Bowler and Marsh gave two descriptions for Niebla homalea, one for “Rock forms” and the other for “Soil and sand populations.” The rock forms were described to contain lichen substances of depsidone and one acid-deficient species, whereas the soil and sand forms contain depsides. This is contrary to the key to the species that was presented. If this circumscription was adopted, then N. josecuervoi would be included under N. homalea; indeed, this interpretation is further indicated under notes given for the rock forms where N. josecuervoi is specifically mentioned as being included but probably in error. This alleged error is again repeated in the description for soil forms. Additionally, N. effusa, which has salazinic acid, is listed as a synonym of N. homalea under the general nomenclature, but omitted under “synonyms relative to secondary metabolites.” Other inconsistencies have been noted

The description in Lichens of North America. appears to be based in part on the photo provided of probably Niebla cornea, judging from strongly compressed branches with a polished cortex and terminal clusters of cup-shaped apothecia., while the geographical distribution shown for the species is mostly coastal Canada and Washington; however, the species is not known north of Mendocino County, California. Niebla cornea has sekikaic acid. It can be difficult to distinguish morphologically from Niebla eburnea, which the identification is best confirmed by determination of the secondary metabolite, divaricatic acid.

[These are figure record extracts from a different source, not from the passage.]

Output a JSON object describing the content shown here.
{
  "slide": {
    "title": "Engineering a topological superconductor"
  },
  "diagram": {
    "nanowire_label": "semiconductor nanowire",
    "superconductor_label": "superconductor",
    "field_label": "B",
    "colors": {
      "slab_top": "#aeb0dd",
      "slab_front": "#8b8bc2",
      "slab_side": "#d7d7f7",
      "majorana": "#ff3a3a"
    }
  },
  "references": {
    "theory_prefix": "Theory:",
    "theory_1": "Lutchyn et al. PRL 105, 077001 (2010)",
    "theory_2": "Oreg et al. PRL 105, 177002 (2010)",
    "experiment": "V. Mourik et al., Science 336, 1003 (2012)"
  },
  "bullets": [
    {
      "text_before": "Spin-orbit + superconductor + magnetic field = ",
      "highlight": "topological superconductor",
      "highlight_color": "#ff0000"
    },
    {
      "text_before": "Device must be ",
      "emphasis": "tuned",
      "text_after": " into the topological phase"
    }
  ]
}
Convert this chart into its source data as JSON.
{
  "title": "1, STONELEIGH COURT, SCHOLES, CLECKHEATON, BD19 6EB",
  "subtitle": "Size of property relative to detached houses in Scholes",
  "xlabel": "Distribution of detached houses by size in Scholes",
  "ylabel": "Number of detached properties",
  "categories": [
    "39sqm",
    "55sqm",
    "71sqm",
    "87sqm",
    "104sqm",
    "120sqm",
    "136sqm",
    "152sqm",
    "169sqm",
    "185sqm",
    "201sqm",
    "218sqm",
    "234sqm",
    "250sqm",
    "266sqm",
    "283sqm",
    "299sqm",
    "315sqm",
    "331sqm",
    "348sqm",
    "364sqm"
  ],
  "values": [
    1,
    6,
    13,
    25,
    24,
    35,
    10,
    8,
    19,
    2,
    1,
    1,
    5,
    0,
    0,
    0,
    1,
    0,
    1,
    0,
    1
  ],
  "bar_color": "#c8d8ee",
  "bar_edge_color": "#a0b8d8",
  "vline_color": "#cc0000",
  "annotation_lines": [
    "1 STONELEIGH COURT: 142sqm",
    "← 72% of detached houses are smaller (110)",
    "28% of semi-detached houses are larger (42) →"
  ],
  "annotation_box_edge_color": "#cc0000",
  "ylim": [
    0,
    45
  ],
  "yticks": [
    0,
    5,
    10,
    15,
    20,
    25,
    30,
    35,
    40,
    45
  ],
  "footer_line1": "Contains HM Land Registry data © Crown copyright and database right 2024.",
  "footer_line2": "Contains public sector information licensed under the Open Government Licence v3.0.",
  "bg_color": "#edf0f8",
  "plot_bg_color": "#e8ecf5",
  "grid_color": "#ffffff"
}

Synonyms proposed by Bowler and Marsh do not necessarily mean that all the different species recognized by Spjut are the same. The morphological and chemical variation classified by Spjut was indicated to be due to “plasticity” by Bowler and Marsh, where as Spjut suggested biogeographical relationships that correspond to the biogeographical divisions of the Baja California deserts and the California Floristic Province, generally recognized for higher plants. Although Spjut recognized 42 species in Niebla, this may be a conservative view. There could be hundreds of species in Niebla.